Chilling Away

Having kids with a trauma and neglect background requires some really heavy lifting on a daily basis. The kids carry the weight of their long, sad, horrific, histories around and as a foster or adoptive parent your job is to lift that burden from their shoulders and put it squarely on yours. The children test and push make sure you will stick around.  And it is exhausting at times to try and teach them the things they should have learned from the start.

They don't know touch is supposed to be comforting and loving. They didn't learn that parents will take care of them. They didn't learn to use words and reasoning to solve problems. They aren't confident food will always be available. Children with this background need you to start over and parent them as if they are infants and toddlers in the bodies of school aged kids. 

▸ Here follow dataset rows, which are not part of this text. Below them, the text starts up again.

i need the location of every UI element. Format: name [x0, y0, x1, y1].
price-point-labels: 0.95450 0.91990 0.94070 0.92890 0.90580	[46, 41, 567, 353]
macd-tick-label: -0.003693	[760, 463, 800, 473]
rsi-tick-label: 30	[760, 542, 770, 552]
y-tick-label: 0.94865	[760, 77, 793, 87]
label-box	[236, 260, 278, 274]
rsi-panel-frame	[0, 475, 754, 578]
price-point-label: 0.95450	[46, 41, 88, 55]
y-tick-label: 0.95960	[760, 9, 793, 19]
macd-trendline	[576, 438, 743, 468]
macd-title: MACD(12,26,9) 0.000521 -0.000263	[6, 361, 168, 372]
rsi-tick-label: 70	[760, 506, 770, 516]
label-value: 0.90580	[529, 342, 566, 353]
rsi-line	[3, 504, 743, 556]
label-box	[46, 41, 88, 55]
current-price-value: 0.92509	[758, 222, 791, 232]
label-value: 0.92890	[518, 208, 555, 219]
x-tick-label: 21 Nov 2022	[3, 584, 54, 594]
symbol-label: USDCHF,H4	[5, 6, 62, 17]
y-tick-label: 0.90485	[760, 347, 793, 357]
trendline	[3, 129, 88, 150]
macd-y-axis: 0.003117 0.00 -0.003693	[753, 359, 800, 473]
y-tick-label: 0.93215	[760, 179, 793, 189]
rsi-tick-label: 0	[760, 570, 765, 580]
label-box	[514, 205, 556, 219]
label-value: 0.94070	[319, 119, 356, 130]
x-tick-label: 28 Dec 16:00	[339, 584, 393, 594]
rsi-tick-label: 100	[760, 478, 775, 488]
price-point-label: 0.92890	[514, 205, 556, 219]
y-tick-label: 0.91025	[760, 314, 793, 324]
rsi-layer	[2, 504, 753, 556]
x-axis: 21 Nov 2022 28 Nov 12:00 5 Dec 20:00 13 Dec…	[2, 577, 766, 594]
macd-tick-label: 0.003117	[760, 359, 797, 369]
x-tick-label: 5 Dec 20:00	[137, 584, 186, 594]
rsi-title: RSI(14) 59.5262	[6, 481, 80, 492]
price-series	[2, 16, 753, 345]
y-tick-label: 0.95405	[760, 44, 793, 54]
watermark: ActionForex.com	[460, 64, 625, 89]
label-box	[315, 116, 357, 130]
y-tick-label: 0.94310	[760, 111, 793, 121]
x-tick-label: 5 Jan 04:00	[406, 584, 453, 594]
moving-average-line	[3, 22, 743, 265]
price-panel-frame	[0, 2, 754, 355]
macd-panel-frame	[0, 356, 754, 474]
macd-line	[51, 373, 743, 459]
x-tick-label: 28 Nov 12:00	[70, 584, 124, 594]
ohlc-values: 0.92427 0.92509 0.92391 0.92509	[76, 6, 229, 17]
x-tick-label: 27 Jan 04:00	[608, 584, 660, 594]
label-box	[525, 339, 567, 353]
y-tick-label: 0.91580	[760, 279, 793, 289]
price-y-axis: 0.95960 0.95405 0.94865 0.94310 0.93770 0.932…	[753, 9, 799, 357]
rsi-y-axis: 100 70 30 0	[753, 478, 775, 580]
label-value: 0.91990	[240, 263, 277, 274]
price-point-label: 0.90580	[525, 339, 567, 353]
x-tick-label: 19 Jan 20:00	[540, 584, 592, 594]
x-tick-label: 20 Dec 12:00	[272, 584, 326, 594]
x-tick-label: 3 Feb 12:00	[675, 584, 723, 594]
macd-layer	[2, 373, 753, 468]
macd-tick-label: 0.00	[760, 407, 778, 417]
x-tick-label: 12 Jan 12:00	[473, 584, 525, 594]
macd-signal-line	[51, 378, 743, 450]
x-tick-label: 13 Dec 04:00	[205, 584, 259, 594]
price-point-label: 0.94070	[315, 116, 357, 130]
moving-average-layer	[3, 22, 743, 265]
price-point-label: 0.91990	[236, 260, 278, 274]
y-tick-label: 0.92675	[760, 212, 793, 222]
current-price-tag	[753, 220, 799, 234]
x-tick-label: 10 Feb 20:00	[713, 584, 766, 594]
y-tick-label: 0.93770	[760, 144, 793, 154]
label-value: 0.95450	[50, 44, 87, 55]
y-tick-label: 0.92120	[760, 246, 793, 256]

Smiley and I are currently walking this path. She's trying to push me away because she is starting to attach appropriately and that is terrifying for her. This week she will have lived with me a year. And I have to show up every day no matter how tired I am because if I don't, she can't heal and we won't be able to move past this stage.

She is still refusing to complete simple tasks that she can do just fine when just Hubby is home. Yesterday she cried from the moment I woke her up until the moment she left for the bus. She couldn't find clothes or socks. She couldn't find toothpaste. She didn't have her snack. When it was bedtime she couldn't get her pajamas on. And then we needed the pillow spray, music on, light on, she was thirsty.  It was a different version of "stay Busy with me". There were tears and she just shuts down and refuses to engage. She won't do what you ask. She can't answer your questions and she cries harder and harder. These meltdowns can go in for over 45 minutes.

And I feel helpless. I'm her Mom. I'm supposed to be able to soothe my child. To help her. But she didn't learn that so I have to teach her. We have to stick with it. I know we are chipping away at the wall. She wanted no part of a stroll through our new town with special hot chocolate and Christmas Lights. But she was able to say, "I don't like this. I am hungry." Big step forward.

This morning I woke her up and I tickled her like she was an infant. It was a great morning. She got dressed and out the door with no issues. Yoi win some, you lose some.